Zu viert in die Währungsunion

■ Europäisches Währungsinstitut gibt EU-Regierungen die Note ungenügend

Berlin (taz) – Wie und wann in Europa eine Währungsunion geschaffen werden soll, hat das Europäische Währungsinstitut (EWI) schon festgelegt. Aber wer überhaupt daran teilnehmen wird – da sieht es düster aus. Gestern hat das EWI, Vorläufer einer europäischen Zentralbank, den EU-Mitgliedsstaaten miserable Zeugnisse ausgestellt: „Insgesamt ist der Fortschritt hin zu einer Konvergenz in der Gemeinschaft unzureichend“.

Nur zwei Länder – Luxemburg und die Bundesrepublik – erfüllen zur Zeit alle Konvergenzkriterien, die laut Maastricht-Vertrag zum Eintritt in die Europäische Währungsunion berechtigen.

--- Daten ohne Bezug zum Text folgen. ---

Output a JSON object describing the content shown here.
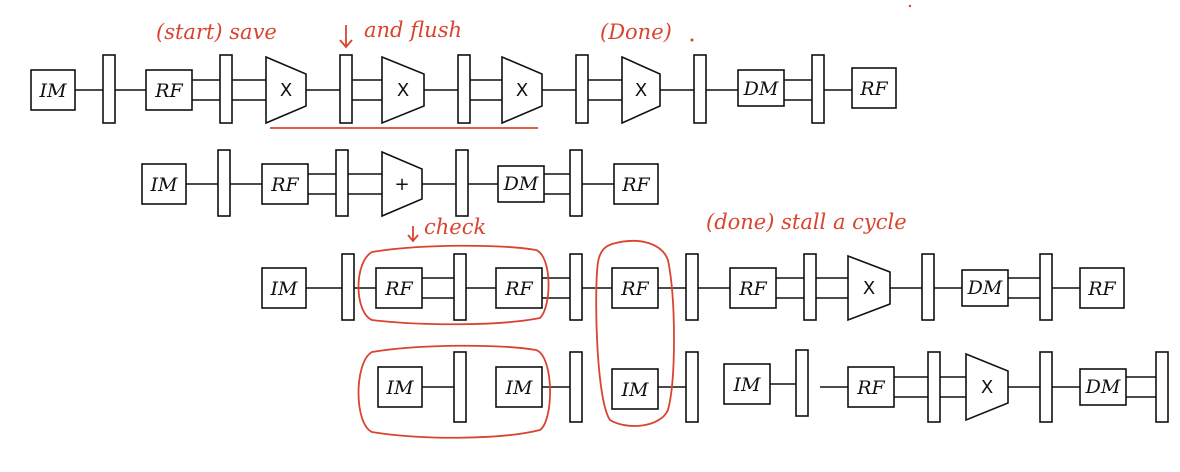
{
  "annotations": {
    "start_save": "(start) save",
    "and_flush": "and flush",
    "done_1": "(Done)",
    "check": "check",
    "done_stall": "(done) stall a cycle"
  },
  "labels": {
    "im": "IM",
    "rf": "RF",
    "dm": "DM",
    "mul": "X",
    "add": "+"
  },
  "colors": {
    "ink": "#111111",
    "annotation_red": "#d9442f"
  },
  "pipelines": [
    {
      "name": "row-1",
      "stages": [
        "IM",
        "RF",
        "X",
        "X",
        "X",
        "X",
        "DM",
        "RF"
      ]
    },
    {
      "name": "row-2",
      "stages": [
        "IM",
        "RF",
        "+",
        "DM",
        "RF"
      ]
    },
    {
      "name": "row-3",
      "stages": [
        "IM",
        "RF",
        "RF",
        "RF",
        "RF",
        "X",
        "DM",
        "RF"
      ]
    },
    {
      "name": "row-4",
      "stages": [
        "IM",
        "IM",
        "IM",
        "IM",
        "RF",
        "X",
        "DM"
      ]
    }
  ]
}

Und selbst Deutschland schafft es allenfalls um Haaresbreite, das Limit bei der öffentlichen Verschuldung einzuhalten. Vier Staaten – Italien, Spanien, Portugal und Griechenland – erfüllen überhaupt keines der fünf Konvergenzkriterien.

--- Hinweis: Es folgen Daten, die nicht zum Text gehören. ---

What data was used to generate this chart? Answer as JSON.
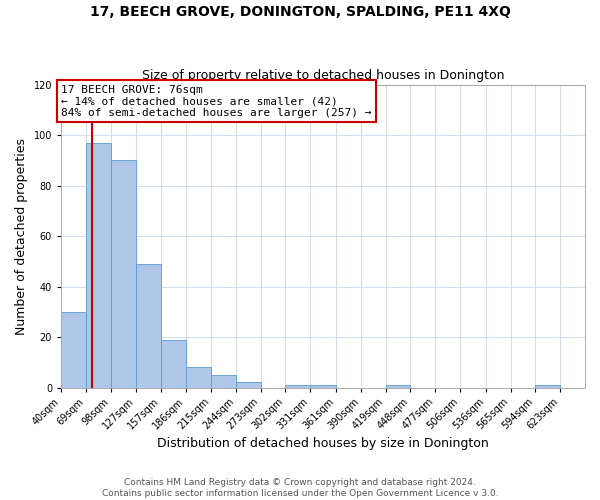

Laut Maastricht-Vertrag darf die Verschuldung 60 Prozent des Bruttoinlandsprodukts nicht überschreiten, und das Defizit darf maximal drei Prozent des Sozialprodukts betragen. Die Fortschritte bei Defizit- und Schuldenabbau findet das EWI ganz besonders enttäuschend. Zudem müssen sich Inflationsrate, Zinsniveau und Wechselkurs innerhalb bestimmter Grenzen halten. Wer ab 1999 bei der Währungsunion mitmachen will, muß bis 1997 die Konvergenzkriterien einhalten. Das EWI mahnt in seinem Bericht aber, daß die Regierungen nicht nur zum Stichdatum, sondern selbstverständlich auch nach dem Start der Währungsunion die Limits einhalten müßten, insbesondere bei Verschuldung und Haushaltsdefizit.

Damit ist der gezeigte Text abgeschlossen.